Parece que o mundo à minha volta adquiriu tons quase dramáticos, tão intenso, como o desejo de te possuir em mim novamente, em andar ao seu lado, de mãos dadas, conversar com você, ainda que em silêncio, dizendo te pelos olhos, tudo aquilo que não consigo definir nestas palavras. Por vezes, admito não ter esperanças que tudo é muito complicado, difícil, mas minto pois algo tem de existir ou não estaria escrevendo estas linhas.... Na verdade, esta carta é antes de tudo um desabafo, talvez por que temos esta necessidade de declarar e espalhar que estamos apaixonados mesmo depois do término.... Seria mais fácil escrever uma tese de doutoramento sobre “A importância de cada osso e músculo em nosso corpo”! É sempre mais fácil analisar e dissecar os sentimentos alheios por que não guardar estes sentimentos? Por que não proteger esta afecção dos danos da realização? Porque razão tenho de te entregar este tipo de poder sobre a minha emoção? Não sei e nunca saberei pois sou um ser humano comum.

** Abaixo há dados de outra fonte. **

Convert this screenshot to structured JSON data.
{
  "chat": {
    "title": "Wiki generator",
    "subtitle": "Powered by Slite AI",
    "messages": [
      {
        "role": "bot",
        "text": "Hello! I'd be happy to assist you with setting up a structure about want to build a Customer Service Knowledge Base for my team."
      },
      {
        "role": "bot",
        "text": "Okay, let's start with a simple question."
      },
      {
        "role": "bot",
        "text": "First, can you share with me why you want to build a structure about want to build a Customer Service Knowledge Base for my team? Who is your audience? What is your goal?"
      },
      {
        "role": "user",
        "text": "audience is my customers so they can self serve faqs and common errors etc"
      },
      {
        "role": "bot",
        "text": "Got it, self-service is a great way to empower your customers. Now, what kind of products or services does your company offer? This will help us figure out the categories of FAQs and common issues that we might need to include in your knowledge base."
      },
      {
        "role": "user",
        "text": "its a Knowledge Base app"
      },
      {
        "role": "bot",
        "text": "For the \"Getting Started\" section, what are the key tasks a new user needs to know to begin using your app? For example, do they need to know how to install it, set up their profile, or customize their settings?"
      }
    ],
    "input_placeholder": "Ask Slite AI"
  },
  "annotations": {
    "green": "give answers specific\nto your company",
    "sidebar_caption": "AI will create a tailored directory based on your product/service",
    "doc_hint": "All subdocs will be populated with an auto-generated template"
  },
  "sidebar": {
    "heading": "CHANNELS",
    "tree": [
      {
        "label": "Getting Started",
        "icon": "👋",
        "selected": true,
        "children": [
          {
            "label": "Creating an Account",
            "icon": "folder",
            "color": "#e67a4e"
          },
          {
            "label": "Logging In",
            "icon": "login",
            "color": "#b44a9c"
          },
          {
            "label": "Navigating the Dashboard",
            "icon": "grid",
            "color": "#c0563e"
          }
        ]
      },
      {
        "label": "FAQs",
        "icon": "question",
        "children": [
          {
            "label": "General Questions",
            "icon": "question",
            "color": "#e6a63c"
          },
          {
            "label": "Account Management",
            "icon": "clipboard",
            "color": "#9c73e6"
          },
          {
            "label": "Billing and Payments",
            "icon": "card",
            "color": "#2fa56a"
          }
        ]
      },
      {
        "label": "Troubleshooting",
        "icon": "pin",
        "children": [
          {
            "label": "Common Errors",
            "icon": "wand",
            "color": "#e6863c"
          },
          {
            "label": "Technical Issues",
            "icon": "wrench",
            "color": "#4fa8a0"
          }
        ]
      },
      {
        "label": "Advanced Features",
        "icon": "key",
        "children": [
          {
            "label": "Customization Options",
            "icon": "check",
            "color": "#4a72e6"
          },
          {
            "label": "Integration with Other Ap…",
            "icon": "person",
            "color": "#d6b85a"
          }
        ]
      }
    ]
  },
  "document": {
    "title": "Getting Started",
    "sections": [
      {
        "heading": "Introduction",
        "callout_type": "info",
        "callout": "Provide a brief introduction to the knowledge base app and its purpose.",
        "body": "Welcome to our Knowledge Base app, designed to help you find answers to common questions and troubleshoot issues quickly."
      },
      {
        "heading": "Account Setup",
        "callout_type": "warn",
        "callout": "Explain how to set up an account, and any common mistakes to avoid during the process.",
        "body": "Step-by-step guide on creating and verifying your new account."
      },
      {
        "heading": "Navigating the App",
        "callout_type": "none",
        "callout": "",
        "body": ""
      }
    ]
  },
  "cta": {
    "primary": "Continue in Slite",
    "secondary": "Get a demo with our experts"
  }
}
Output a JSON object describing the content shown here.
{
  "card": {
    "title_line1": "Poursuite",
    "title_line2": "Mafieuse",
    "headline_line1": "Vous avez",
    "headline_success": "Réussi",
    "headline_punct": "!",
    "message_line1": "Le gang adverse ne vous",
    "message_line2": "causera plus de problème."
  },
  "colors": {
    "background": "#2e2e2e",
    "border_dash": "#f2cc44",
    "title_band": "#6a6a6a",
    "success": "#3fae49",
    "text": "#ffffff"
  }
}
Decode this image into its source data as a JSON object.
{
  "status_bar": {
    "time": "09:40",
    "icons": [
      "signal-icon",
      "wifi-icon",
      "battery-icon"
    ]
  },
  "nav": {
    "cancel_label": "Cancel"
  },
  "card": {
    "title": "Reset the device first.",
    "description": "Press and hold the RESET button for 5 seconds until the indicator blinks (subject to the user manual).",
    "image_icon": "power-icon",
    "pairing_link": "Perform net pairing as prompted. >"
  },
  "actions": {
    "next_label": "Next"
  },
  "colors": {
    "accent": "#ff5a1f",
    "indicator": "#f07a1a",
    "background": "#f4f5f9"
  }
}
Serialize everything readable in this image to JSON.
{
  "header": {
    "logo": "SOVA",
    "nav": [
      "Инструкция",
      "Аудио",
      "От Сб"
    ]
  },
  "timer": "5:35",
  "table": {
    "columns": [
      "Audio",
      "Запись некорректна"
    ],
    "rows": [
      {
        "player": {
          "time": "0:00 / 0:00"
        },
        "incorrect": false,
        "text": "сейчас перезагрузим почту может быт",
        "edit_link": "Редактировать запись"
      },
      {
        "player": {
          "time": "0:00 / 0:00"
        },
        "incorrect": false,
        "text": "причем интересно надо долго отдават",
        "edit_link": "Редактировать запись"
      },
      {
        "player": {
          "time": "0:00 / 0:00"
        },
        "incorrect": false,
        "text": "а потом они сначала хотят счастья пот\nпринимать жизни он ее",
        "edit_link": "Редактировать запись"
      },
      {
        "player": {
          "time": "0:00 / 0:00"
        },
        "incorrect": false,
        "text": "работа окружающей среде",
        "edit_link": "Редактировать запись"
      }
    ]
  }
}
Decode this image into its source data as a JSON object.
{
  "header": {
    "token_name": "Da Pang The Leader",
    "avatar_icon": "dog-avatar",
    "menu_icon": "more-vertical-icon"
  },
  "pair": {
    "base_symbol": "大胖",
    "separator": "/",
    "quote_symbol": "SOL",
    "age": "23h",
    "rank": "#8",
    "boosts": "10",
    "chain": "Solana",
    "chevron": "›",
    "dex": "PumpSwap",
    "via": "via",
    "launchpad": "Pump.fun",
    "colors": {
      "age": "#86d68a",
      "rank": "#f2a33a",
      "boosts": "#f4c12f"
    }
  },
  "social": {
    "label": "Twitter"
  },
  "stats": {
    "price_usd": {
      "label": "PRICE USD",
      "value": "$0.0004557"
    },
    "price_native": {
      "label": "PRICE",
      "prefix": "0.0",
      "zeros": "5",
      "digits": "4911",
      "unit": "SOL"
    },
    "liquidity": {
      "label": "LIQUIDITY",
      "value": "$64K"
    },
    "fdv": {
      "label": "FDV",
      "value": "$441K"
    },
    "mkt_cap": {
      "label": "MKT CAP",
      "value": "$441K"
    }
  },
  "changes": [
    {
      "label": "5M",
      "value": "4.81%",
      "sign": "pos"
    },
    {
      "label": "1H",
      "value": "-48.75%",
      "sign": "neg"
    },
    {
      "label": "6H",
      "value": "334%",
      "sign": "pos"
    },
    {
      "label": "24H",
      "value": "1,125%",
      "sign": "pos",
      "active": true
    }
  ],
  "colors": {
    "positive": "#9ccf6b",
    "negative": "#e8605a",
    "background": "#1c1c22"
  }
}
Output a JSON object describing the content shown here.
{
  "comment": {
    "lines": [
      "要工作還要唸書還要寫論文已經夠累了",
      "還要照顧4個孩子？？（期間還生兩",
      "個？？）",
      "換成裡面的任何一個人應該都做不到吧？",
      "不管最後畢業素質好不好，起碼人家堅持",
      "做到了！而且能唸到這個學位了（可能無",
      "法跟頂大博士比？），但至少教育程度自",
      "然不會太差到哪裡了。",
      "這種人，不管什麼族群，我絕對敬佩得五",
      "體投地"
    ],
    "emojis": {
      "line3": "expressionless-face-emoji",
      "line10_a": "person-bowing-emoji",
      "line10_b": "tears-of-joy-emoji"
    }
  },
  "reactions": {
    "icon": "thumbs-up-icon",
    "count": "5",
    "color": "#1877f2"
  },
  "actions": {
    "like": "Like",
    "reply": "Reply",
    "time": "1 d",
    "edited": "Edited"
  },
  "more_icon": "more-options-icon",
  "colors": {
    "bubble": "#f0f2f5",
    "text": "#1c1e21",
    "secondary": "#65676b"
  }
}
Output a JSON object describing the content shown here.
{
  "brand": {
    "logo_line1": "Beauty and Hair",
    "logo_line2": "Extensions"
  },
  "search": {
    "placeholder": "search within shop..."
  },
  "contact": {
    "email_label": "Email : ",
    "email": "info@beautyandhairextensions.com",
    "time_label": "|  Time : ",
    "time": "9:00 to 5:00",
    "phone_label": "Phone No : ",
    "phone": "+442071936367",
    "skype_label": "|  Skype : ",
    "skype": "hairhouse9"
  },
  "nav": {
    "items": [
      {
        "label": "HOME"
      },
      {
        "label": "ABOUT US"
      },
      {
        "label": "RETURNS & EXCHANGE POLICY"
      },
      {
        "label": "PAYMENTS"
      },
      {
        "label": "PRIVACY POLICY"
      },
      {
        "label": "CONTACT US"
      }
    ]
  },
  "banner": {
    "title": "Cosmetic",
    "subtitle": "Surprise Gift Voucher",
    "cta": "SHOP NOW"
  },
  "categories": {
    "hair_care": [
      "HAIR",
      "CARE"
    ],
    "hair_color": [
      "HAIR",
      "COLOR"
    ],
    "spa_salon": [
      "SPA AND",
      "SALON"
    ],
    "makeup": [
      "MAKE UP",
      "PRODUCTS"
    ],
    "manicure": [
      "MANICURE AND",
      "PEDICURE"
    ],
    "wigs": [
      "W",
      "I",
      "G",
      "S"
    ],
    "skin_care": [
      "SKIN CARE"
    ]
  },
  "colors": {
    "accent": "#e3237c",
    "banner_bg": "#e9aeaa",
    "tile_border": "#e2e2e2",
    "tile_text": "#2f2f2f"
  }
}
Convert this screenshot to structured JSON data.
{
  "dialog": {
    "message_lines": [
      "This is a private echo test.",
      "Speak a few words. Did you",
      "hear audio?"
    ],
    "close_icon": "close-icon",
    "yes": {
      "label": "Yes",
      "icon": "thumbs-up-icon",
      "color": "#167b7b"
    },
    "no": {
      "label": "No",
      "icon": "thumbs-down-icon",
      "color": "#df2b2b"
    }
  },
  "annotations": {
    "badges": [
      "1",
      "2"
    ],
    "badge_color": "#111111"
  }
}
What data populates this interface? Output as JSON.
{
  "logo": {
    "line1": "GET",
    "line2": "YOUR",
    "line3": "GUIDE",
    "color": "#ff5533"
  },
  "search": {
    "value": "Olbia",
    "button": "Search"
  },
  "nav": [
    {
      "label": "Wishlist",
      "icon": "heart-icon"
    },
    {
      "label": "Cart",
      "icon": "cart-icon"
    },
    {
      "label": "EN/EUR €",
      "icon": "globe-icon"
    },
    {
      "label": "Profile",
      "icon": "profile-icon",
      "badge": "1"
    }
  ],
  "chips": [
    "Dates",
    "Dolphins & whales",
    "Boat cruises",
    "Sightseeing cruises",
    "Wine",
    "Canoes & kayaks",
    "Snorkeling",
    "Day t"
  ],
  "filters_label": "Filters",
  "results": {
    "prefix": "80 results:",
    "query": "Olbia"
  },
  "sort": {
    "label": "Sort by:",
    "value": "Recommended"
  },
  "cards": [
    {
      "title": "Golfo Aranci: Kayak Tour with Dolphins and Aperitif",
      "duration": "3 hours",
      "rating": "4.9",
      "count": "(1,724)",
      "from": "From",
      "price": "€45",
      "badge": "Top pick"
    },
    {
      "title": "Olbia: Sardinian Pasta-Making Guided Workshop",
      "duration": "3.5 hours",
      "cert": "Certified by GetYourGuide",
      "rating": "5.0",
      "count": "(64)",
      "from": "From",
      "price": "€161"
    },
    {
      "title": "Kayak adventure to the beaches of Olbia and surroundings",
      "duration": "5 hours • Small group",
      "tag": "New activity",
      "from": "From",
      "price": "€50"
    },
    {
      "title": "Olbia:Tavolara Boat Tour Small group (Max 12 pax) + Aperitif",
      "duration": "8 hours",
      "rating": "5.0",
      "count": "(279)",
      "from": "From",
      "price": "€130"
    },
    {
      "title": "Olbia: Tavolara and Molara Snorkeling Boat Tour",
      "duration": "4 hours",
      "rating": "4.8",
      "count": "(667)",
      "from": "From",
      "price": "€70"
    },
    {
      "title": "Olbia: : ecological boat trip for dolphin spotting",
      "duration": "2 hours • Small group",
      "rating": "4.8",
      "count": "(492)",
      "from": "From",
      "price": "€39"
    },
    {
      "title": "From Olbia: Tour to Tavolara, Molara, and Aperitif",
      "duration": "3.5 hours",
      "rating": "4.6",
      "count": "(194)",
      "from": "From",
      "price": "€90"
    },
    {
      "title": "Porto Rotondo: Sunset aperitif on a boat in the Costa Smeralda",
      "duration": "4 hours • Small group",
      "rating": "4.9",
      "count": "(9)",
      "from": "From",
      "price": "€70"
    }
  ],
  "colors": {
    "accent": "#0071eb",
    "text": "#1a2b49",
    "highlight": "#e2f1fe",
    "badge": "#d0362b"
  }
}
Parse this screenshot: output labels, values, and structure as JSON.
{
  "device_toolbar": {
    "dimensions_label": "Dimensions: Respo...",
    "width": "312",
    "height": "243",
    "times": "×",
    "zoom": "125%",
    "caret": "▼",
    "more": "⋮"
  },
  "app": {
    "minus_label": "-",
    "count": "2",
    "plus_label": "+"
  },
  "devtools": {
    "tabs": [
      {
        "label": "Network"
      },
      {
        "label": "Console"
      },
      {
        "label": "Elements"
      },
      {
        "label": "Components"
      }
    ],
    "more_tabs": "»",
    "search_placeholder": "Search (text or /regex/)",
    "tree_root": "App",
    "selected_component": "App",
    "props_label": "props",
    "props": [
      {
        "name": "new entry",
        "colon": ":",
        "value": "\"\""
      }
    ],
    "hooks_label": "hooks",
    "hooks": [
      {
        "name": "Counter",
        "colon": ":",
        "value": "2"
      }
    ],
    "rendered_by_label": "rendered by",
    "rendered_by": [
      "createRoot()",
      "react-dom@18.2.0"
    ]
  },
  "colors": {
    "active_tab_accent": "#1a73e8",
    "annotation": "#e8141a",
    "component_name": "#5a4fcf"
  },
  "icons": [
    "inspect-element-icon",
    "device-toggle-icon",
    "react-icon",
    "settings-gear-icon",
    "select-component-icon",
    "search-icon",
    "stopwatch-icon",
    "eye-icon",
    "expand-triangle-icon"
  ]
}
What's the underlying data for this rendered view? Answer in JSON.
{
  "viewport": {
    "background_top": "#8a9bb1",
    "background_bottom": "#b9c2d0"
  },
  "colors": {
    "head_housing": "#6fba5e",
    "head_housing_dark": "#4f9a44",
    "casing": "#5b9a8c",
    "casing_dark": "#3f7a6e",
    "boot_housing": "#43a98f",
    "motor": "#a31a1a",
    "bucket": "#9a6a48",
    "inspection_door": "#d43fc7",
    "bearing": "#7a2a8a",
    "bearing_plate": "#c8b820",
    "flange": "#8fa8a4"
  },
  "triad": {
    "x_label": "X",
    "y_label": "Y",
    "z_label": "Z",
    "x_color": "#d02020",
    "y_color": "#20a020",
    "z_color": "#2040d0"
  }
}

Interrogo-me sobre esta necessidade de metamorfosear tudo em verbo e substantivo todo o objeto do meu desejo, dos meus sentidos, da minha ira, do meu cuidado, do meu ciúme, da minha admiração, do meu carinho demonstrado... Causa da angústia e do riso.... Porque o que causas em mim, nunca é indiferença e todos os teus gestos têm uma repercussão na minha existência... Pequena ou grande, boa ou má, Não importa, eu sei que existe. Na verdade, nunca gostei de sentir tão vulnerável a coisas tão banais mas a felicidade de atos simples, traz em si mesma, uma alegria tão plena, que praticamente me esqueço da vulnerabilidade da minha ingenuidade.
Alimentas-me as ilusões, enches-me de magia os meus pensamentos e vais conquistando como sempre e fazendo um cerco invisível e eu, praticamente rendido ainda me pergunto como tu não me leste os meus olhos. Sinto-os como se fossem letreiros em néon divulgando, ferozmente o que esta acontecendo em meu coração. Talvez a minha máscara esteja melhor aplicada que eu cogitava. Eu ainda desejo-te... comigo. Na verdade, quero ter comigo a certeza de que ao menos tentei pois talvez seja essa a função da necessidade absoluta do amor em declarar-se. “Por que amor, não se troca não se conjuga, nem se ama.” – declarava o Drummond, por isso esta carta nunca será perfeita, como eu não o sou, mas existe algo que te posso dizer e talvez assim a torne perfeita. “O Meu coração, com todas as taquicardias e arritmias do amor, sempre foi, é e sempre será teu.”